Florida is the only state besides Alabama that doesn’t require greyhound-injury reporting; last session Florida should have been removed from that list. Injury reporting is a simple concept requiring that dog tracks turn over the racing greyhounds’ injury records that they already keep to the Department of Professional and Business Regulation.
This level of transparency doesn’t sit well with all of the tracks, as it could lead to a potential outcry when the public realizes how prolific both injuries and deaths are at these tracks. Some typical ways that the 107 greyhounds that died in Florida in the last year include: being electrocuted after tripping and colliding into the uncovered electric inner circle that goes around the track; being euthanized after suffering a leg fracture; and dying of heatstroke. If the public were truly aware of the extent of harm being these beautiful creatures endure, we would surely have changed the law by now.

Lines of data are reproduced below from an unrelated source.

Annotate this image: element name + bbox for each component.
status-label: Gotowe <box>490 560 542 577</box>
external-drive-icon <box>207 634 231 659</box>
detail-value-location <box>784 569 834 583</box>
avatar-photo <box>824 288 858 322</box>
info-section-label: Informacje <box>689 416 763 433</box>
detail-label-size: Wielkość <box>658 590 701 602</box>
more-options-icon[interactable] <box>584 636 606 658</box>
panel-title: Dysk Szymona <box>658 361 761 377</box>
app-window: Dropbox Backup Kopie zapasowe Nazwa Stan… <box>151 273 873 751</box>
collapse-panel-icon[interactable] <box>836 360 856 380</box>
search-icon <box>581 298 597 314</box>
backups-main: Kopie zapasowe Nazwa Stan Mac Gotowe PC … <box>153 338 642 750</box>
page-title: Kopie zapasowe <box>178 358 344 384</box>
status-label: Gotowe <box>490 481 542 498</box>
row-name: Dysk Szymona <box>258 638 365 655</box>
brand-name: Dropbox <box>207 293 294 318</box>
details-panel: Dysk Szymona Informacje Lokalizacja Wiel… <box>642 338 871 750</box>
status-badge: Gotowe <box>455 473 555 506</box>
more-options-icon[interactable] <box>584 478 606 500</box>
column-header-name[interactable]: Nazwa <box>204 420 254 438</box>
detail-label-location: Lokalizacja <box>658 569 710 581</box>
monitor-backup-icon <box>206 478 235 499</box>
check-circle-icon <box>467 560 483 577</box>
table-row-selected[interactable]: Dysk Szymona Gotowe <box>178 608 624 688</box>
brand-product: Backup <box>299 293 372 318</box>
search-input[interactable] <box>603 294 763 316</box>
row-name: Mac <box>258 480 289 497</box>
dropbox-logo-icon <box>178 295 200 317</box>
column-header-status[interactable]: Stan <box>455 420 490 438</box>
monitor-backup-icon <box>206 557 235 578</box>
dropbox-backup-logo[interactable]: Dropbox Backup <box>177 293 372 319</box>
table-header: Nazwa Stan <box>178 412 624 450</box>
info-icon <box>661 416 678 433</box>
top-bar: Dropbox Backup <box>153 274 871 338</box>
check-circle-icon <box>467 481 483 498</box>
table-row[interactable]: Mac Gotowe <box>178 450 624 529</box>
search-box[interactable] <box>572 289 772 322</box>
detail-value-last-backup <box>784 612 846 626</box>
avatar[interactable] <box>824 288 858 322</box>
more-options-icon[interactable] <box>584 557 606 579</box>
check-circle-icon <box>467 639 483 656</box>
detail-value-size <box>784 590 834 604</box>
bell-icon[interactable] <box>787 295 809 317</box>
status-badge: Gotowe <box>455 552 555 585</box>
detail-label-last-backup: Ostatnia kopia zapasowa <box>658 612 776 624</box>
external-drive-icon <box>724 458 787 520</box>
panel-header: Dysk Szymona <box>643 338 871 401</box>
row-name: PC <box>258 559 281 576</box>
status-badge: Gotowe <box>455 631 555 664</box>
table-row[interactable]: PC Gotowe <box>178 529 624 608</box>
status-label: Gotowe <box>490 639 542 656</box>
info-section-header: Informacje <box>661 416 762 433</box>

House Speaker Will Weatherford didn’t agree to take up the bill mandating injury reporting. My simple bill passed unanimously out of the Senate with support from Attorney General Bondi and the Senate’s first lady, Vicki Gaetz. Instead of watching her husband preside as Senate president for the last time, the first lady of the Senate chose to sit in the House chamber to show her support of the bill. Vicki Gaetz is the first first lady of the Senate to take a stand on legislation in my 14 years in the Legislature. The House never heard the bill. Apparently, political gamesmanship trumped transparency and the humane treatment of animals.
I plan to sponsor the bill again next year and hope that, by then, we will all recognize that the humane treatment of animals is both morally correct and fiscally res-ponsible.